AD Collaborative Post – Growing up as a kid I never really thought much to being in a single parent family. My dad left when I was about 8 years old and I was left with my single Mum. My parents just weren’t getting along anymore and it was the right decision. He didn’t go far. Around 10 minutes up the road and we saw him most weekends. This was ok.
I guess I never appreciated how hard it must have been for my Mum, until I had children of my own. It wasn’t that long until she was with my now step-dad but we lived alone with her for a very long time initially.
Life as a Single Mum
Obviously one of the biggest worries is money. Although my mum did work and my dad paid maintenance, there were still financial struggles. We didn’t have a car until my Nan kindly gave my mum hers. I always had to rely on kind friends to give me lifts, public transport and walking. I knew I wouldn’t be able to have all the things my friends had; the expensive designer clothes and holidays abroad. Sometimes I was a bit wistful, especially when there was a pair of Adidas joggers I was desperate for but it never massively bothered me. We had lovely holidays in the U.K. with family and I still got to pick my clothes!! You can see a bit more about the real cost of family activities for single parents below.

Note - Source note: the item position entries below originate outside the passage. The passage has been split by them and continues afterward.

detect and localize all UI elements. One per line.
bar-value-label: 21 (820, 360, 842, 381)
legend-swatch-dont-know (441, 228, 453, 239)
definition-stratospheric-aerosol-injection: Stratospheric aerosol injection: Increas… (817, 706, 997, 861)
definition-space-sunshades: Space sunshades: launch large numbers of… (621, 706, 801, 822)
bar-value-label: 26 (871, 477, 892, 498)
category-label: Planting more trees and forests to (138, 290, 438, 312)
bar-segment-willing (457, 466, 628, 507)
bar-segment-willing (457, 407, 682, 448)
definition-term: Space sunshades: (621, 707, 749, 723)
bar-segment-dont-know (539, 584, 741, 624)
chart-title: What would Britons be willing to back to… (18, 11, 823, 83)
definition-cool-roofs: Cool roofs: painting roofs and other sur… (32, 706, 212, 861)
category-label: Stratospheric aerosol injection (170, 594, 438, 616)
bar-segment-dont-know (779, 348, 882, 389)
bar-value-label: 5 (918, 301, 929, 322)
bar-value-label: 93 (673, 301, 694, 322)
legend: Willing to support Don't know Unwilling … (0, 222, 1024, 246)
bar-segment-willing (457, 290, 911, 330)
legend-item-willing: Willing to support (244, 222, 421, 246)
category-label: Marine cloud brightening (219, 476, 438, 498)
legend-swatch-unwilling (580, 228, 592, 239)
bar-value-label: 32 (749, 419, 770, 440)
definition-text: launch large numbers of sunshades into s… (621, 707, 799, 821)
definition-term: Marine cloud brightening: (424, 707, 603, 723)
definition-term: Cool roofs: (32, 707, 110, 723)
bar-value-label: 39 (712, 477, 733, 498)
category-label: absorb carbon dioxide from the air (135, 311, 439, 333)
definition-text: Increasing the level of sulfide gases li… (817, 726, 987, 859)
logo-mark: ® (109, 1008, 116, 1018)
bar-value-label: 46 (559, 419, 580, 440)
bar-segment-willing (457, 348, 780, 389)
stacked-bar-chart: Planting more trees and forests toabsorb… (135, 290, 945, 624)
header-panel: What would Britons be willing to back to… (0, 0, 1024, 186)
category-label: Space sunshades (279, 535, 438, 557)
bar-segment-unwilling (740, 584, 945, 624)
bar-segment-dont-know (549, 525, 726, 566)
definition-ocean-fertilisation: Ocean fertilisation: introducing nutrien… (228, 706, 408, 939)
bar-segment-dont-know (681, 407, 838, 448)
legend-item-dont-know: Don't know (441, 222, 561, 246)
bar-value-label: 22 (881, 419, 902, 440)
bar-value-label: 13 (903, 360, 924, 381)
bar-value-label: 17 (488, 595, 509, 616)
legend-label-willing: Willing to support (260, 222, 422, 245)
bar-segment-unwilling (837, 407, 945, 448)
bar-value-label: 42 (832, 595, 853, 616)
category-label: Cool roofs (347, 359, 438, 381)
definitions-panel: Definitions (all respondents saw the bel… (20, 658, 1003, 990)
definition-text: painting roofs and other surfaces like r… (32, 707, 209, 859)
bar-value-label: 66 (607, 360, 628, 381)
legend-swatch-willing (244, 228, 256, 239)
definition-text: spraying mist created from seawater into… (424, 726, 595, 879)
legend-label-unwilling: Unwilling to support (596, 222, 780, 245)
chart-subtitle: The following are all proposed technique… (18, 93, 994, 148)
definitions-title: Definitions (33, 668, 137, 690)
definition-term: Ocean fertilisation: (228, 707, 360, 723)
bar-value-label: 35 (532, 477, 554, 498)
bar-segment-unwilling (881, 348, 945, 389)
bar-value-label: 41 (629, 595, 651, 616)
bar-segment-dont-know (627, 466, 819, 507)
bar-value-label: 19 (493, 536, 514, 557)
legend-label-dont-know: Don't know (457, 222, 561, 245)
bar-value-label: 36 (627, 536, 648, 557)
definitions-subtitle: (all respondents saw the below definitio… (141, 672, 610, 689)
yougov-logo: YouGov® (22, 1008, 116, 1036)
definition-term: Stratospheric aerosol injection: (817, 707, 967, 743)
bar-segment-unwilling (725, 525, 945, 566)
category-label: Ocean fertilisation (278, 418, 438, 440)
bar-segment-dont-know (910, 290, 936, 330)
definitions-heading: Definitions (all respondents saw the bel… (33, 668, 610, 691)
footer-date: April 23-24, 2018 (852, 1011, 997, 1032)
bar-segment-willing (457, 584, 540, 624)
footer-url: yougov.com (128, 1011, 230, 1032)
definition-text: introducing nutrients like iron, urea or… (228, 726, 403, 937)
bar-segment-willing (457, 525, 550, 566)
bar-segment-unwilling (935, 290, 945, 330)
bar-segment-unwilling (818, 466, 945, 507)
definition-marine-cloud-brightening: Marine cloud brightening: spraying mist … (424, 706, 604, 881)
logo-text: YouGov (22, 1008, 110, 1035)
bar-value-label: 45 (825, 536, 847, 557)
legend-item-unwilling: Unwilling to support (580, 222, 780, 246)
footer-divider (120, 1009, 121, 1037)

But it’s not all about money. My girls drive me around the bend someday and when you are alone doing it Day in, day out, you do lose your sanity a little. Luckily I was 8 and my brother was 5, so we weren’t babies or toddlers but still. Cleaning, cooking, homework, the bedtime routine and working! It’s massive. Plus you are making a lot of the parenting decisions daily without support. Very hard.
Adult company is just so nice too. If I couldn’t talk to my hubby throughout the day (he works from home) I would feel quite lonely. I always remember as a teen staying and chilling with my mum in the evenings. I often wonder if my dad was around, would I have gone out more and been more rebellious!! Whenever I’ve been alone, when hubby is away and the kids are in bed, I’ve enjoyed it for the first night. Time alone. Quiet. My TV. However, the novelty always wears off and you do feel quite alone. Having this long term must have been tough.
I’m lucky my mum was quite healthy. I don’t remember her having many sickness bugs and bad colds, but we didn’t as we got older. Coping alone when sick with sick children must have been so difficult. After we have just been through it with the three kids, I really sympathise. It must be so hard!
Kids only know what they know. They adapt and we did. I don’t think we were sad or fed up with just having my Mum at home. It just became a normality and we were happy. I just can’t imagine raising my three as a single Mum and I admire mine and all the other single parents, who do this job on a daily basis.
Disclosure – this is a collaborative post.